Synology NFS exports have default permissions that might not match your container’s user IDs.
The Fix: Configure proper NFS export permissions
On your Synology NAS:
- Go to Control Panel → Shared Folder
- Select your NFS share → Edit → NFS Permissions
- Configure:
Hostname/IP: 192.168.1.0/24 (your Proxmox network) Privilege: Read/Write Squash: Map all users to admin Security: sys Enable asynchronous: ✓
For unprivileged LXC containers, you may need to map UIDs. In /etc/pve/lxc/<VMID>.conf:
# Map container root (UID 0) to host UID 100000
lxc.idmap: u 0 100000 65536
lxc.idmap: g 0 100000 65536
Root Cause #3: Memory Allocation Issues
The Issue: After updating applications (like Nginx Proxy Manager), containers fail to start due to insufficient memory allocation.
Error in container logs:
FATAL: kernel too old
FATAL: cannot allocate memory
The Fix: Increase memory allocation
Edit /etc/pve/lxc/<VMID>.conf:
# Before
memory: 512
# After
memory: 2048
swap: 512
For containers running reverse proxies or databases, I recommend:
- Nginx Proxy Manager: 2GB RAM minimum
- Basic services: 512MB - 1GB
- Docker-in-LXC: 4GB+
Debugging Container Startup Issues
When a container won’t start, here’s my troubleshooting workflow:
1. Check Container Logs
# On Proxmox host
pct start <VMID>
journalctl -u pve-container@<VMID> -f
2. Verify NFS Mounts on Host
# Check if NFS is mounted on Proxmox host
df -h | grep nfs
mount | grep nfs
# Test NFS connectivity
showmount -e 192.168.1.100
# Try manual mount
mount -t nfs 192.168.1.100:/volume1/data /mnt/test
3. Check Container Configuration
# View container config
cat /etc/pve/lxc/<VMID>.conf
# Look for:
# - Memory allocation
# - Mount points
# - Network settings
4. Start Container in Debug Mode
# Start without mounting (to isolate NFS issues)
pct start <VMID> --skiplock
Automated Recovery Script
I created a simple script to ensure containers start in the right order after host reboot:
#!/bin/bash
# /usr/local/bin/start-containers.sh
# Wait for network and NFS
sleep 60
# Start containers in order (critical services first)

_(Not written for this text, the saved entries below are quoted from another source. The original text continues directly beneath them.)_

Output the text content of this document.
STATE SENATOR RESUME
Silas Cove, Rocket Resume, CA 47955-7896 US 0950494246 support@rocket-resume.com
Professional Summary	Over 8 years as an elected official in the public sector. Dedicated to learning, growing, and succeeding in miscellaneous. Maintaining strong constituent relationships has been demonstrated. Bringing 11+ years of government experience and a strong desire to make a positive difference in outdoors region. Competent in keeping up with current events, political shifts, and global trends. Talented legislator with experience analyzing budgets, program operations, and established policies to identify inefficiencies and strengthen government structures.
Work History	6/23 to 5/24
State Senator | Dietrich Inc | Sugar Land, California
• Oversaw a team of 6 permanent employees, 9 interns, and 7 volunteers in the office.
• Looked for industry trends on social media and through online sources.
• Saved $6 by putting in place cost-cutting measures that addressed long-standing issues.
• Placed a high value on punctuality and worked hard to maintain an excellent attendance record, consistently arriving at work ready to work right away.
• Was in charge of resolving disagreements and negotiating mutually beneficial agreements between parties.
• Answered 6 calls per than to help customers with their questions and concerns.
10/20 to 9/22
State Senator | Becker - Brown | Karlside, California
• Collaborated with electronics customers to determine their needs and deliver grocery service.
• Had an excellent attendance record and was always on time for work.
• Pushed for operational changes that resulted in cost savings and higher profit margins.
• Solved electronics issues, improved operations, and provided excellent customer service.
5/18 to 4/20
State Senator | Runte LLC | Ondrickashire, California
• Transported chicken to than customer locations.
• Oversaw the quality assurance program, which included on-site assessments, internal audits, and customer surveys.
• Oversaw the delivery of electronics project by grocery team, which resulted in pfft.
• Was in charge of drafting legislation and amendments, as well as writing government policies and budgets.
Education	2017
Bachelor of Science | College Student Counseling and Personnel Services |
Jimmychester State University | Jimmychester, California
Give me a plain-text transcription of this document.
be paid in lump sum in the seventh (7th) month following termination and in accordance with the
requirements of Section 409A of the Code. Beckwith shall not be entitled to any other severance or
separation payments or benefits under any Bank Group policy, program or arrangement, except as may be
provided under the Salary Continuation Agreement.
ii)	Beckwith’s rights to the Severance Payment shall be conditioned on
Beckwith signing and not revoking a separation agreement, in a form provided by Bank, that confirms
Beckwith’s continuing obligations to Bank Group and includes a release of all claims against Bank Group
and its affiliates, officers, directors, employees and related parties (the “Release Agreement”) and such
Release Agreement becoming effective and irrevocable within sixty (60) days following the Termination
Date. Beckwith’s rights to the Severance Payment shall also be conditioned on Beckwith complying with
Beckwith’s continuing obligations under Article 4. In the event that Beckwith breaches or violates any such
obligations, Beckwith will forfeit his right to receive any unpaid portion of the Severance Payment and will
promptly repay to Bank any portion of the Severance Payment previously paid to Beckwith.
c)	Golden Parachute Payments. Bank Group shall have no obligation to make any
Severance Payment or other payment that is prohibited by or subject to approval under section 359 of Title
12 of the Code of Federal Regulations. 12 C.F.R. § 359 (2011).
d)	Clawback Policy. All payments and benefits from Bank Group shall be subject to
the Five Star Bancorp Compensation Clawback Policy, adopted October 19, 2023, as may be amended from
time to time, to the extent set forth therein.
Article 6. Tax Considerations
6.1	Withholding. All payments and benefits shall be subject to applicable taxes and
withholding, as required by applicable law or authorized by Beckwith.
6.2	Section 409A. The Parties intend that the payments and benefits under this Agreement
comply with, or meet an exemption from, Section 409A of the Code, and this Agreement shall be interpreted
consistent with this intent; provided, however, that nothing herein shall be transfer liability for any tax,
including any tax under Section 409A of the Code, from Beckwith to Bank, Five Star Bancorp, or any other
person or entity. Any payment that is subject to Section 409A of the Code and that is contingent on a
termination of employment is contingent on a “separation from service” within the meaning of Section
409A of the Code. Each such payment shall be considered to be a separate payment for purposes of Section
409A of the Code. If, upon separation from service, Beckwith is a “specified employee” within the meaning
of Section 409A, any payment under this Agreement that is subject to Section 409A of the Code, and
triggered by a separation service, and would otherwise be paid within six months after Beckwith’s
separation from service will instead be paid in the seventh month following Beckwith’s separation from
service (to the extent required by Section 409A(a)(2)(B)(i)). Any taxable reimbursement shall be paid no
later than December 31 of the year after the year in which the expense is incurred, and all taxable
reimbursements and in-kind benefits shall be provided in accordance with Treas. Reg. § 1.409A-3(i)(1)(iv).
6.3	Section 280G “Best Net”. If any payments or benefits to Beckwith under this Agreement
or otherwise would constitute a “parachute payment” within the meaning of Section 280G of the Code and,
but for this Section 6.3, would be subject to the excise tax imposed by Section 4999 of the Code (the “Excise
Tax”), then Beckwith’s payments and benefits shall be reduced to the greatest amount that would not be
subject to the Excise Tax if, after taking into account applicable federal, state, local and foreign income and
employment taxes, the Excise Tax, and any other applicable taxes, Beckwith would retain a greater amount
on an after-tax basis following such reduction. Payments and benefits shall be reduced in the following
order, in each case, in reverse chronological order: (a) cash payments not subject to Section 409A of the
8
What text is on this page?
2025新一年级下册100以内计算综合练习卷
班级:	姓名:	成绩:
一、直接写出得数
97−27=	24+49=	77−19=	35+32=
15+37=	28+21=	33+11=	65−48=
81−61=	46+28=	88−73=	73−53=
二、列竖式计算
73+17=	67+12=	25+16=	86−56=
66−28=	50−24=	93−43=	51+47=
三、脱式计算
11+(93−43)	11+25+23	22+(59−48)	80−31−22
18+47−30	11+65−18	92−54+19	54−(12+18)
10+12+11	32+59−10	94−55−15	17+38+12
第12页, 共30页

for VMID in 100 101 102 103; do
echo "Starting container $VMID..."
pct start $VMID
sleep 10 # Give each container time to initialize
done
Make it executable and add to crontab:
chmod +x /usr/local/bin/start-containers.sh
# Add to root crontab
crontab -e
@reboot /usr/local/bin/start-containers.sh
Best Practices for LXC + NFS
Based on months of running this setup:
- Use dedicated NFS shares - Don’t mix LXC storage with other data
- Monitor NFS performance - Add Prometheus exporters for visibility
- Keep NAS and Proxmox on same network segment - Reduces latency
- Use unprivileged containers when possible - Better security, but requires UID mapping
- Document your UID mappings - You’ll forget them, trust me
- Test failover scenarios - Reboot your NAS, test how containers handle it
Alternative: Local Storage + NFS for Data
For critical containers, consider:
- Root filesystem → Local Proxmox storage (fast, reliable)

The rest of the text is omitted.